Les Violons de Saint-Martin-aux-champs

Andrei Feher est assurément à classer dans le trio de nos jeunes baguettes à suivre.
Photo: Pedro Ruiz Le Devoir Andrei Feher est assurément à classer dans le trio de nos jeunes baguettes à suivre.

La Salle Bourgie ouvrait sa saison 2017-2018 avec le concert d’un « partenaire privilégié », selon les termes d’Isolde Lagacé, directrice de la Fondation Arte Musica, qui a informé le public que les 209 activités musicales de la saison passée avaient attiré au musée 51 000 spectateurs.

Ce concert des Violons du Roy était dédié au compositeur Gilles Tremblay, disparu cet été. Il avait sonorisé le pavillon du Québec à l’Expo 67 et le thème du concert, Terre des hommes, était directement issu de cet événement. Le violoncelliste Raphael Dubé, petit-fils du défunt, a prononcé un émouvant hommage avant un concert qui, dans les faits, s’est avéré moins biscornu que sur le papier.

Les Violons du Roy n’avaient pas aidé à la promotion de Terre des hommes en indiquant sur leur site un ordre de programme, débutant par Beethoven, qui faisait aller au concert à reculons même le plus fervent de leurs partisans. En réalité, la succession Rota, Mercure, Elgar, suivis, après la pause, de Plamondon, Gould et Beethoven tenait la route, d’autant plus que le travail réalisé par Andrei Feher était extrêmement convaincant, notamment dans la première partie.

Avec le travail accompli cette semaine, le jeune chef a fait jouer les Violons à contre-emploi : le plus de volume, le plus de vibrato, le plus de continuum sonore possible. Le fond de jeu était impressionnant : c’était la métamorphose en direct des Violons du Roy en Academy of St. Martin in the Fields de la grande époque Neville Marriner à la québécoise !

Ces « Violons de Saint-Martin-aux-champs » nous ont donné un Rota avec un Scherzo d’une admirable pulsation et une brillante coda, très risquée, un Divertissement de Mercure fort consistant et précis et, surtout, un Elgar d’une puissance sonore impressionnante.

Après la pause, Andrei Feher nous revenait avec l’une des expériences en musique contemporaine les plus fascinantes depuis longtemps.
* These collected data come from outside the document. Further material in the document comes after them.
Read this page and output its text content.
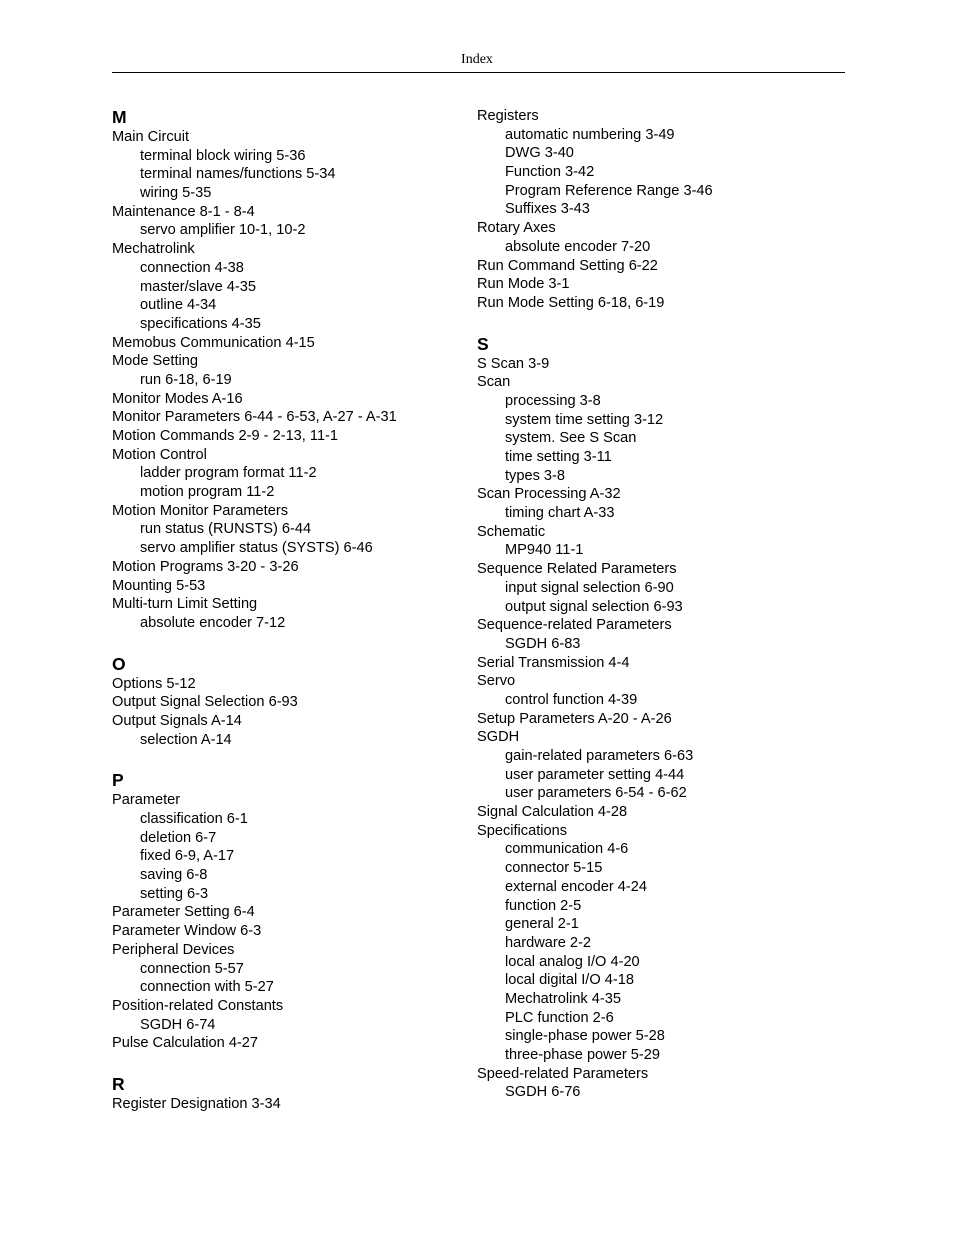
Index
M
Main Circuit
terminal block wiring 5-36
terminal names/functions 5-34
wiring 5-35
Maintenance 8-1 - 8-4
servo amplifier 10-1, 10-2
Mechatrolink
connection 4-38
master/slave 4-35
outline 4-34
specifications 4-35
Memobus Communication 4-15
Mode Setting
run 6-18, 6-19
Monitor Modes A-16
Monitor Parameters 6-44 - 6-53, A-27 - A-31
Motion Commands 2-9 - 2-13, 11-1
Motion Control
ladder program format 11-2
motion program 11-2
Motion Monitor Parameters
run status (RUNSTS) 6-44
servo amplifier status (SYSTS) 6-46
Motion Programs 3-20 - 3-26
Mounting 5-53
Multi-turn Limit Setting
absolute encoder 7-12
O
Options 5-12
Output Signal Selection 6-93
Output Signals A-14
selection A-14
P
Parameter
classification 6-1
deletion 6-7
fixed 6-9, A-17
saving 6-8
setting 6-3
Parameter Setting 6-4
Parameter Window 6-3
Peripheral Devices
connection 5-57
connection with 5-27
Position-related Constants
SGDH 6-74
Pulse Calculation 4-27
R
Register Designation 3-34
Registers
automatic numbering 3-49
DWG 3-40
Function 3-42
Program Reference Range 3-46
Suffixes 3-43
Rotary Axes
absolute encoder 7-20
Run Command Setting 6-22
Run Mode 3-1
Run Mode Setting 6-18, 6-19
S
S Scan 3-9
Scan
processing 3-8
system time setting 3-12
system. See S Scan
time setting 3-11
types 3-8
Scan Processing A-32
timing chart A-33
Schematic
MP940 11-1
Sequence Related Parameters
input signal selection 6-90
output signal selection 6-93
Sequence-related Parameters
SGDH 6-83
Serial Transmission 4-4
Servo
control function 4-39
Setup Parameters A-20 - A-26
SGDH
gain-related parameters 6-63
user parameter setting 4-44
user parameters 6-54 - 6-62
Signal Calculation 4-28
Specifications
communication 4-6
connector 5-15
external encoder 4-24
function 2-5
general 2-1
hardware 2-2
local analog I/O 4-20
local digital I/O 4-18
Mechatrolink 4-35
PLC function 2-6
single-phase power 5-28
three-phase power 5-29
Speed-related Parameters
SGDH 6-76
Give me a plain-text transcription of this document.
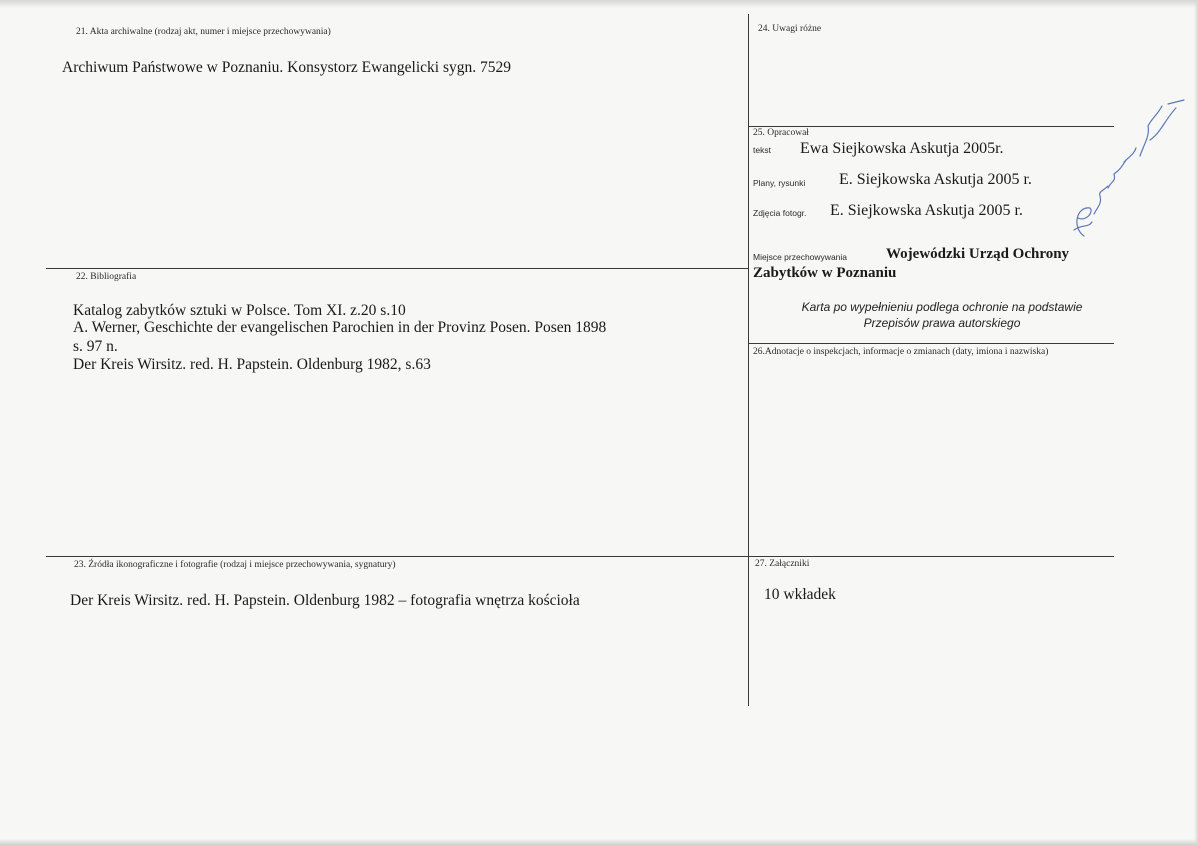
21. Akta archiwalne (rodzaj akt, numer i miejsce przechowywania)
Archiwum Państwowe w Poznaniu. Konsystorz Ewangelicki sygn. 7529
22. Bibliografia
Katalog zabytków sztuki w Polsce. Tom XI. z.20 s.10
A. Werner, Geschichte der evangelischen Parochien in der Provinz Posen. Posen 1898
s. 97 n.
Der Kreis Wirsitz. red. H. Papstein. Oldenburg 1982, s.63
23. Źródła ikonograficzne i fotografie (rodzaj i miejsce przechowywania, sygnatury)
Der Kreis Wirsitz. red. H. Papstein. Oldenburg 1982 – fotografia wnętrza kościoła
24. Uwagi różne
25. Opracował
tekst Ewa Siejkowska Askutja 2005r.
Plany, rysunki E. Siejkowska Askutja 2005 r.
Zdjęcia fotogr. E. Siejkowska Askutja 2005 r.
Miejsce przechowywania	Wojewódzki Urząd Ochrony
Zabytków w Poznaniu
Karta po wypełnieniu podlega ochronie na podstawie
Przepisów prawa autorskiego
26.Adnotacje o inspekcjach, informacje o zmianach (daty, imiona i nazwiska)
27. Załączniki
10 wkładek
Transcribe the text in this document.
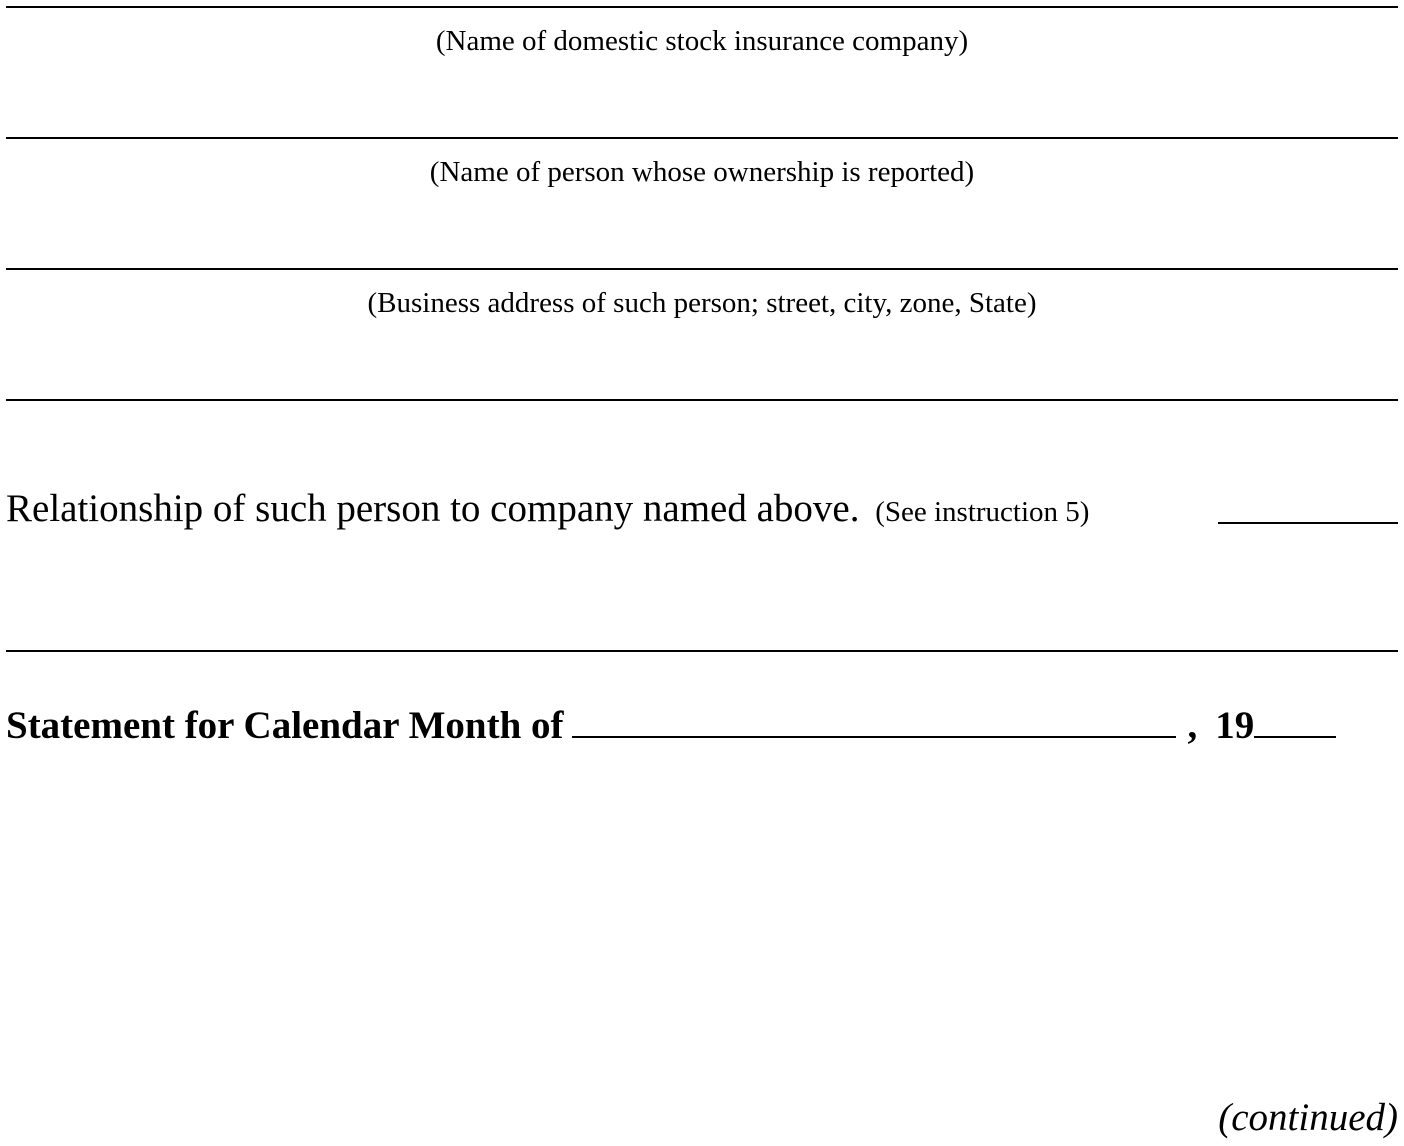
(Name of domestic stock insurance company)
(Name of person whose ownership is reported)
(Business address of such person; street, city, zone, State)
Relationship of such person to company named above. (See instruction 5)
Statement for Calendar Month of	, 19
(continued)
Wīhtikōw de Yannick Plamondon s’inscrit dans la cohorte de pièces naines (2 à 3 minutes) commandées par le Symphonique de Toronto dans le cadre du 150e de la Confédération. Il s’agit d’un cri infernal et dissonant en mémoire des femmes autochtones disparues. Feher a pris la liberté de jouer deux fois la même pièce : une fois en tant que telle et une fois en pianissimo (c’est ce que l’on fait parfois en répétition afin que tous les pupitres puissent s’entendre pour placer les choses avec précision). C’est peu dire que ce miroir de la pièce originale fut saisissant. Le compositeur pourrait prendre son oeuvre, inverser les dynamiques et appeler cela Cris étouffés : tout le monde n’y verrait que du feu et on l’en féliciterait même grandement.

Dans le contexte de douleur, la pièce plus facile de Morton Gould faisait un pont agréable vers Beethoven. Je ne suis pas forcément bon public pour les transcriptions de quatuors. Tant qu’à faire, autant adopter carrément le grand format, le modèle étant la version avec le Philharmonique de Vienne dirigé par Leonard Bernstein. L’intermédiaire (petit orchestre de chambre) m’attire assez peu.

Dans sa transcription, Andrei Feher utilise les ressorts employés par Richard Tognetti, le directeur de l’orchestre de chambre d’Australie, c’est-à-dire ne pas toujours faire jouer tout le monde, mais alterner un concertino et le tutti. Les Violons du Roy ont bien fait, même s’ils furent moins totalement impeccables, instrumentalement, que dans la 1re partie, surtout dans le Finale.

Dans l’ensemble, ce concert, rébarbatif sur le papier, s’est avéré intéressant et Feher est assurément à classer, avec Nicolas Ellis et Jordan de Souza, dans le trio de nos jeunes baguettes à suivre.

Terre des hommes

Rota : Concerto pour cordes. Pierre Mercure : Divertissement. Elgar : Introduction et Allegro. Yannick Plamondon : Wīhtikōw, nocturne pour orchestre à cordes. Morton Gould : Elegy (musique de la série Holocauste). Beethoven : Quatuor à cordes no 16, op. 135 (version pour orchestre à cordes). Quatuor Arthur-LeBlanc, Les Violons du Roy, Andrei Feher. Salle Bourgie, vendredi 15 septembre.